# Fly line help!



## devildog83 (Apr 2, 2009)

So I decided to get into Fly fishing! I built my rod(Sevier sw 9' 7wt), purchased my reel(Okuma SLV 7/8wt.) and just realized the fly line was more of a hassle than the rest of the project. I do not want to break the bank on the line or backing but would appreciate any input for a good starter line.
Thanks,
Porter


----------



## Yut fisher (Feb 28, 2010)

Devil Dog,

Sounds like a nice rod that you built, that is awesome. 

I personally like the RIO brand stuff but everyone has their preference. That being said Cabelas has a a good beginners line that is called, Cabela's Prestige Plus Saltwater Fly Line, this is on their website for 39.99. It received a lot of good reviews and supposedly can compete with the RIO and Scientific Angler brands.

I have never cast a Sevier blank so I'm not exactly sure about the action of your rod however, if you fell that it is a fast or very fast action blank you might want to upline your rod. Again, this is preference because some people feel that you need a line one weight heavier that your rod in order for it to load properly. 

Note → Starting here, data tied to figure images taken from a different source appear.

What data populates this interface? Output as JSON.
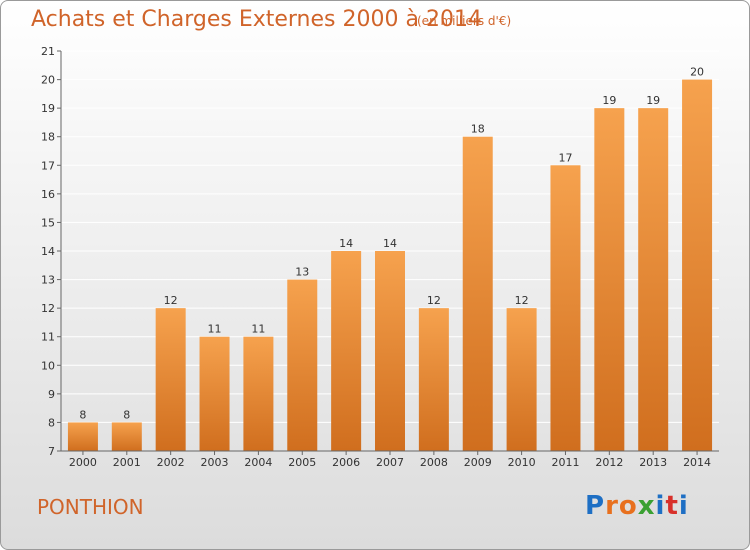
{
  "header": {
    "title": "Achats et Charges Externes 2000 à 2014",
    "subtitle": "(en milliers d'€)"
  },
  "footer": {
    "commune": "PONTHION",
    "logo": "Proxiti"
  },
  "colors": {
    "title": "#d0642a",
    "bar_top": "#f6a24e",
    "bar_bottom": "#d06e1e",
    "grid": "#ffffff",
    "axis": "#666666",
    "logo": [
      "#1e6fc4",
      "#e8701e",
      "#e8701e",
      "#3aa032",
      "#1e6fc4",
      "#d8302a",
      "#1e6fc4"
    ]
  },
  "chart_data": {
    "type": "bar",
    "title": "Achats et Charges Externes 2000 à 2014",
    "subtitle": "(en milliers d'€)",
    "xlabel": "",
    "ylabel": "",
    "categories": [
      "2000",
      "2001",
      "2002",
      "2003",
      "2004",
      "2005",
      "2006",
      "2007",
      "2008",
      "2009",
      "2010",
      "2011",
      "2012",
      "2013",
      "2014"
    ],
    "values": [
      8,
      8,
      12,
      11,
      11,
      13,
      14,
      14,
      12,
      18,
      12,
      17,
      19,
      19,
      20
    ],
    "ylim": [
      7,
      21
    ],
    "yticks": [
      7,
      8,
      9,
      10,
      11,
      12,
      13,
      14,
      15,
      16,
      17,
      18,
      19,
      20,
      21
    ],
    "grid": true,
    "legend": "none"
  }
}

Good luck and if you have any questions just let me know.


----------



## timeflies (Oct 3, 2007)

I think I have some orvis silver label for a 7 wt if you want it. My recommendation is cortland laser line intermediate but that is for the type if fishing I do. Your choice will depend on what you want to fish for and where. Regardless, If you want something to start with, you are welcome to it.


----------



## Bullshark (Mar 19, 2009)

Basspro got me set up for about $15. that was the backing and the tipit. I did not know I was going or I would have brought your reel.


----------